Pick, like, 1-3 of those. That's not much. It's not bad - I think if you're not facing an early war (from either side) then it's a decent amount of alloys to target - but it's not going to cut it if your neighbor is an advanced start genocidal or there's a 1000 fleet strength space amoeba flock occupying a system you really want or whatever. Still, I think for the first 20 years, averaging 30 alloys a month is better than most players can or need to manage, sure.
You start talking the first HUNDRED years, though? At the end of the first hundred years, I'm rolling fleets of size 80 or more, probably at least two of them. My ships have also definitely gotten more expensive, at least 150 alloys/size point and probably more like 200. At 150 each, 36000 alloys provides 240 size points of ship, which is an entirely reasonable amount when trying to take over the galaxy and inevitably taking losses in war. It doesn't leave so much as a single alloy for outposts, starbase upgrades, modules, starbase buildings, civilian ships of any stripe, or platforms. Depending on your game settings, you'll probably have built around 40 outposts (4000 alloys), upgraded at least six of them at least twice (3600 alloys), built the modules and buildings this provided (2100 alloys), colonized at least 6 worlds (1200 alloys), and built at least 6 science ships and probably an other constructor (700 alloys). All up, that's 11600 alloys, about a third of the total. Your fleets (including losses and upgrades), defense platforms, and so on will have to come out of the rest, and let me tell you, against a competent enemy (a player, or even a Starnet AI on normal difficulty) that won't be enough.

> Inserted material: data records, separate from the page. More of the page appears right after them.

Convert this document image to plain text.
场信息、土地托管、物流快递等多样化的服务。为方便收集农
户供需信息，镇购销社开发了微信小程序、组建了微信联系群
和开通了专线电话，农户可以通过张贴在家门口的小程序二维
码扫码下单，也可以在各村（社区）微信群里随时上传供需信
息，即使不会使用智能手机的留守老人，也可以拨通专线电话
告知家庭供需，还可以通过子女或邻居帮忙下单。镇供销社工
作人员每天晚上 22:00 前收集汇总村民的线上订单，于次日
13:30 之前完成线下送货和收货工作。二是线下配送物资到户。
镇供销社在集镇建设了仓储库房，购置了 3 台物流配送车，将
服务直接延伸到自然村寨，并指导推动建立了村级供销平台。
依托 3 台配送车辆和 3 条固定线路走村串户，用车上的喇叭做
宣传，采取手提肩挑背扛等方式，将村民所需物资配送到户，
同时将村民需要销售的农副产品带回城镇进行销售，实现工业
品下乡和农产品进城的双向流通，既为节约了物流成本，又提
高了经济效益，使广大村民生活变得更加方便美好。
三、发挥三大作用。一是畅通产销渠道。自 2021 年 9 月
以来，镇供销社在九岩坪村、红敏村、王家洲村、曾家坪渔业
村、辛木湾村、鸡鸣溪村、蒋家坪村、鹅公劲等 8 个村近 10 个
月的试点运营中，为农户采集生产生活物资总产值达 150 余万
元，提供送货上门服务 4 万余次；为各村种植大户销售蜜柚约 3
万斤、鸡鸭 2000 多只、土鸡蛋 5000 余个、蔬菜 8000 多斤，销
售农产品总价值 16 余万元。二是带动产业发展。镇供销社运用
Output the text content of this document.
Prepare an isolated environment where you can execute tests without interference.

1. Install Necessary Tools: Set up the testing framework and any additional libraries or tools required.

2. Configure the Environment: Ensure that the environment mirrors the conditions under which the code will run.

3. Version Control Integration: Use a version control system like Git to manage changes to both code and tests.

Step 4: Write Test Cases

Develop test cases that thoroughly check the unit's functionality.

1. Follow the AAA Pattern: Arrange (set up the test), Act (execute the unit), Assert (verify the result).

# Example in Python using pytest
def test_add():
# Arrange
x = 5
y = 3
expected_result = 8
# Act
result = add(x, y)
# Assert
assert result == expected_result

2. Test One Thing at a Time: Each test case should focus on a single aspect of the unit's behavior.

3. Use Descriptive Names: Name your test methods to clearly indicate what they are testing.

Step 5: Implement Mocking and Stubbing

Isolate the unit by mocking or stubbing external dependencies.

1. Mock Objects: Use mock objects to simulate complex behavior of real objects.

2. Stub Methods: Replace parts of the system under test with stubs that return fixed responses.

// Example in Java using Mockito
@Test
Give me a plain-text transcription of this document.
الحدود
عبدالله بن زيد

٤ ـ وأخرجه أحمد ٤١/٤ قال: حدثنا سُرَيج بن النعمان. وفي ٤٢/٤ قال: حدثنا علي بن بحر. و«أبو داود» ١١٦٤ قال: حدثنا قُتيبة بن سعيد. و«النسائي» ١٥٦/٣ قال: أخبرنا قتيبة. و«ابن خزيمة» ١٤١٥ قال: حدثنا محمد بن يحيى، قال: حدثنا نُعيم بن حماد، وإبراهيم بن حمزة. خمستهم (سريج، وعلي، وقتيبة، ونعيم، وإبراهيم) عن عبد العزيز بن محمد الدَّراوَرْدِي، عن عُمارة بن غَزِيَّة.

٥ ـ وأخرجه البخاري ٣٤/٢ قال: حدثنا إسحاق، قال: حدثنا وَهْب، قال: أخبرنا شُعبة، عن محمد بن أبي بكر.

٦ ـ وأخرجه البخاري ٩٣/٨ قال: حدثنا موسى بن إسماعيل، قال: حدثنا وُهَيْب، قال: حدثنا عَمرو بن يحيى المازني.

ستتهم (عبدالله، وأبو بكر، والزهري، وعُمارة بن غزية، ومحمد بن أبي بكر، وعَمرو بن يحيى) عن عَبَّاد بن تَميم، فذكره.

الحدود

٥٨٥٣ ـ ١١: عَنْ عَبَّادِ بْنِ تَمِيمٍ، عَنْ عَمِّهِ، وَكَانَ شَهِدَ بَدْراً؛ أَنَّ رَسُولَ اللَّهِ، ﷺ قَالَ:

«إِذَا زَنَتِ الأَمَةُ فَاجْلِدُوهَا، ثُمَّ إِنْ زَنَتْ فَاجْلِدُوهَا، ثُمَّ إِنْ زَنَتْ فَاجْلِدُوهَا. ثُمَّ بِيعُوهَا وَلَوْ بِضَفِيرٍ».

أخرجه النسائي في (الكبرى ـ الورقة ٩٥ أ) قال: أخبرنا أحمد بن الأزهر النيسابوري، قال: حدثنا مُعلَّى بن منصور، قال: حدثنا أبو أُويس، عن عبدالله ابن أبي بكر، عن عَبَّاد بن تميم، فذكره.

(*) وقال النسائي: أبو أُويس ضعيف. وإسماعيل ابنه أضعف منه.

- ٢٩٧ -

Indeed, I think one of the great flaws of this system is that the by-default-100-year-long game phases are just too long for this kind of plan. There's a reason the Soviets set 5-year plans, not 100-year plans. Having a 30 alloy surplus 20 years into the game is "All right, you're showing real effort" territory. Having 50 alloys surplus at 100 years into the game is "... are you even awake in there?" territory. You should have at least twice that much and ideally more like 8 times that much (not too hard; each Foundry Arcology on an ecumenopolis is going to be outputting roughly 50 alloys after bonuses, and a single non-ecu Foundry World might be putting out 180 or so with the tech and population you can have by mid-game). Even on 0.25x habitable worlds, 200 alloys/month surplus would be a better goal for the lead-in to 2300.